L’historiographie de Mgr Charles, évoquée dans l’article de Donatien du Thuyt, s’est nettement étoffée ces dernières années avec au moins deux thèses et plusieurs articles dans la revue Résurrection et quelques autres périodiques. De ce rapide panorama biographique, où transparaît chez Mgr Charles un mode de transmission essentiellement oral, se dégagent quelques lignes de force : la vision de la Révélation comme un événement, mieux encore, une personne, Jésus-Christ, avant d’être un ensemble de notions discursives ; une expression claire, excluant le jargon et la pédanterie, sachant exprimer dans un langage compréhensible toutes les nuances de la théologie ; et enfin un attachement indéfectible à l’enseignement de l’Eglise, sur la base d’une doctrine crue « toujours et partout », qui ne se laisse pas ébranler par la question des sources historiques.
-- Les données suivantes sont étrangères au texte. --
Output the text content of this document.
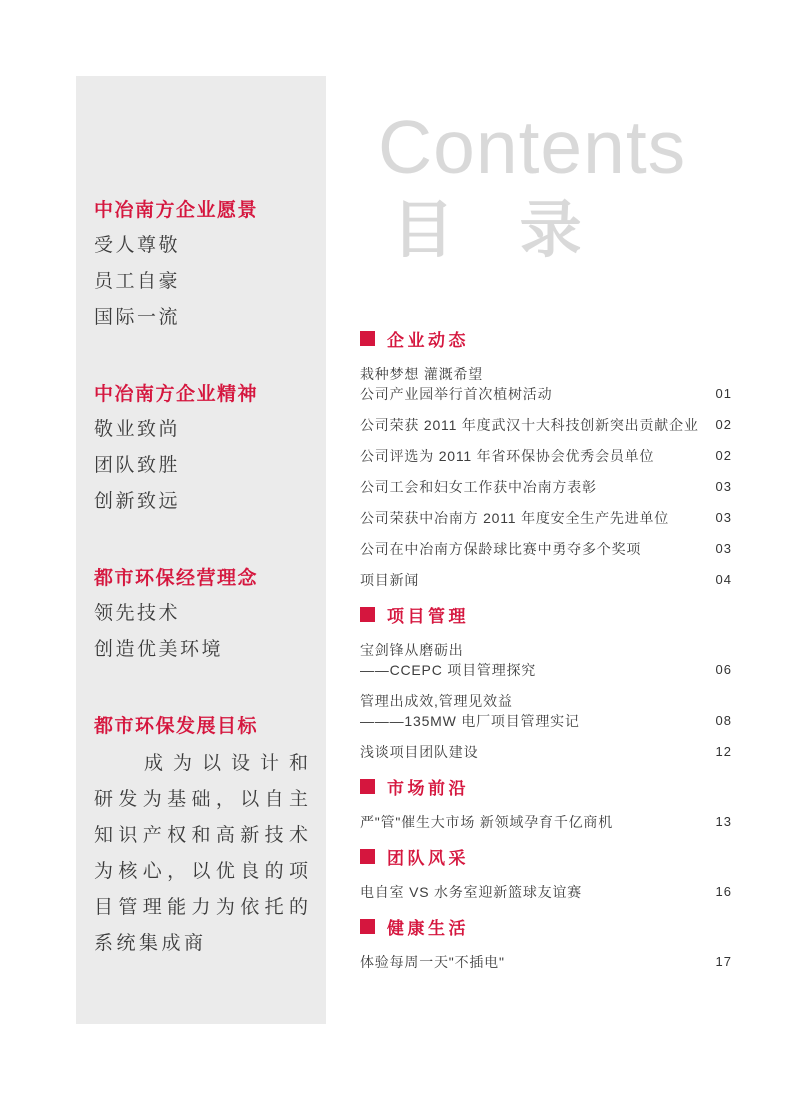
中冶南方企业愿景
受人尊敬
员工自豪
国际一流
中冶南方企业精神
敬业致尚
团队致胜
创新致远
都市环保经营理念
领先技术
创造优美环境
都市环保发展目标
成为以设计和
研发为基础，以自主
知识产权和高新技术
为核心，以优良的项
目管理能力为依托的
系统集成商
Contents
目 录
企业动态
栽种梦想 灌溉希望
公司产业园举行首次植树活动	01
公司荣获 2011 年度武汉十大科技创新突出贡献企业	02
公司评选为 2011 年省环保协会优秀会员单位	02
公司工会和妇女工作获中冶南方表彰	03
公司荣获中冶南方 2011 年度安全生产先进单位	03
公司在中冶南方保龄球比赛中勇夺多个奖项	03
项目新闻	04
项目管理
宝剑锋从磨砺出
——CCEPC 项目管理探究	06
管理出成效,管理见效益
———135MW 电厂项目管理实记	08
浅谈项目团队建设	12
市场前沿
严"管"催生大市场 新领域孕育千亿商机	13
团队风采
电自室 VS 水务室迎新篮球友谊赛	16
健康生活
体验每周一天"不插电"	17
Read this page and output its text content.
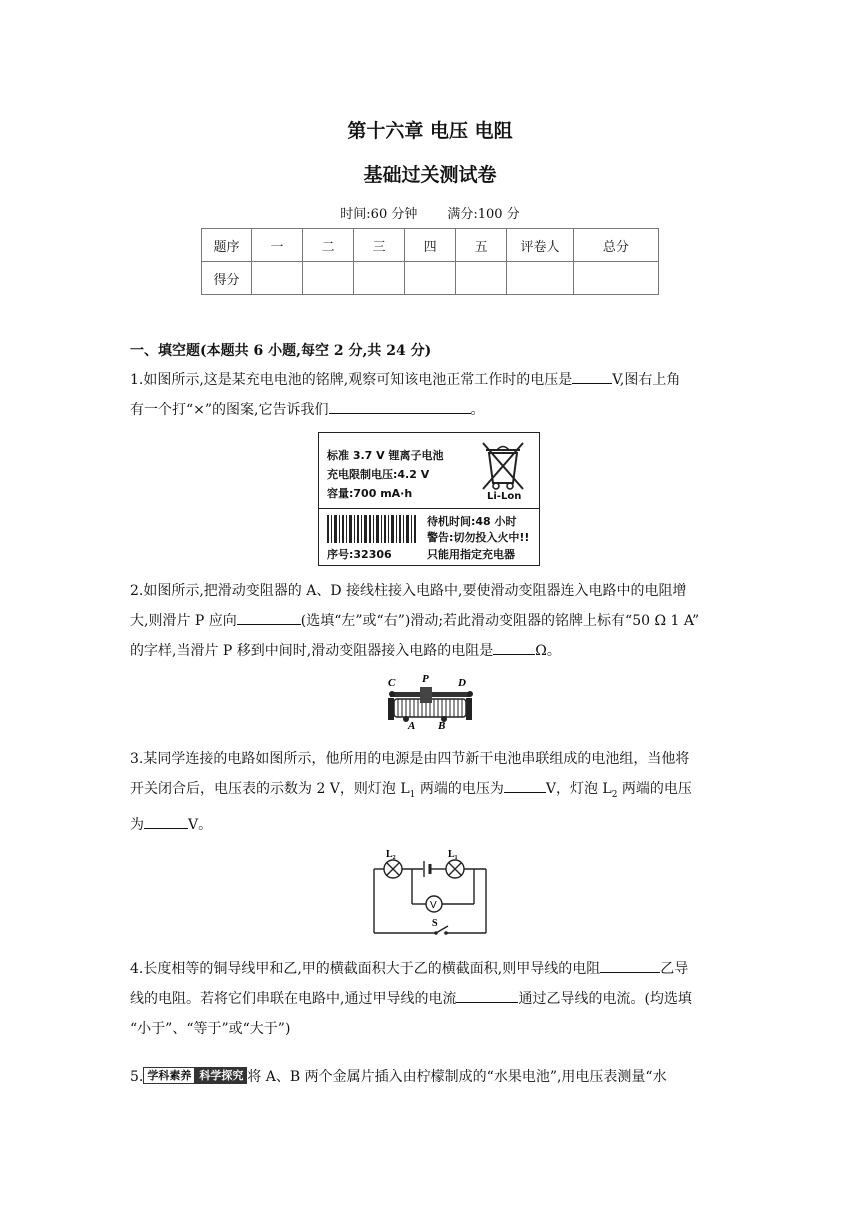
第十六章 电压 电阻
基础过关测试卷
时间:60 分钟 满分:100 分
题序	一	二	三	四	五	评卷人	总分
得分							
一、填空题(本题共 6 小题,每空 2 分,共 24 分)
1.如图所示,这是某充电电池的铭牌,观察可知该电池正常工作时的电压是	V,图右上角
有一个打“×”的图案,它告诉我们	。
标准 3.7 V 锂离子电池
充电限制电压:4.2 V
容量:700 mA·h	Li-Lon
序号:32306
待机时间:48 小时
警告:切勿投入火中!!
只能用指定充电器
2.如图所示,把滑动变阻器的 A、D 接线柱接入电路中,要使滑动变阻器连入电路中的电阻增
大,则滑片 P 应向	(选填“左”或“右”)滑动;若此滑动变阻器的铭牌上标有“50 Ω 1 A”
的字样,当滑片 P 移到中间时,滑动变阻器接入电路的电阻是	Ω。
C P	D
A B
3.某同学连接的电路如图所示，他所用的电源是由四节新干电池串联组成的电池组，当他将
开关闭合后，电压表的示数为 2 V，则灯泡 $L_1$ 两端的电压为	V，灯泡 $L_2$ 两端的电压
为	V。
V
L₂	L₁
S
4.长度相等的铜导线甲和乙,甲的横截面积大于乙的横截面积,则甲导线的电阻	乙导
线的电阻。若将它们串联在电路中,通过甲导线的电流	通过乙导线的电流。(均选填
“小于”、“等于”或“大于”)
5. 学科素养 科学探究 将 A、B 两个金属片插入由柠檬制成的“水果电池”,用电压表测量“水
Enfin, le texte inédit « Ite et vos  » est un extrait d’un cahier que Maxime Charles, encore séminariste, rédigea en 1933 suite à une expérience originale de pèlerinage missionnaire en France avec quelques amis séminaristes. Le récit de la vie quotidienne de ce petit groupe au jour le jour, de ses activités d’évangélisation et de sa vie spirituelle est assorti de considérations plus fondamentales concernant la vie sacerdotale et surtout, la recherche inlassable d’un équilibre bien compris entre le corps et l’esprit, le visible et l’invisible, notamment au sein de la liturgie. Cette piété « qui s’adresse aux sens », qui fuit l’abstraction desséchante et qui ne craint pas de se montrer, se veut avant tout manifestation visible et vivante d’une vie intérieure qui brûle de communiquer à autrui l’expérience unique de la rencontre avec Jésus-Christ. Piété enracinée dans une formation intellectuelle solide, et qui, loin de niveler les individualités, cherche à en valoriser le caractère singulier, à encourager la responsabilité, au sein d’une vie communautaire bien comprise « sans conformisme, sans uniformité ». Dans ces quelques pages se dessine déjà la figure de l’abbé Charles tels qu’on le connaîtra dans ses missions ultérieures. De sa première paroisse à Malakoff jusqu’à la basilique de Montmartre, il se montera, selon le mot célèbre du cardinal Daniélou, « l’homme d’action le plus théologien et le théologien le plus homme d’action ».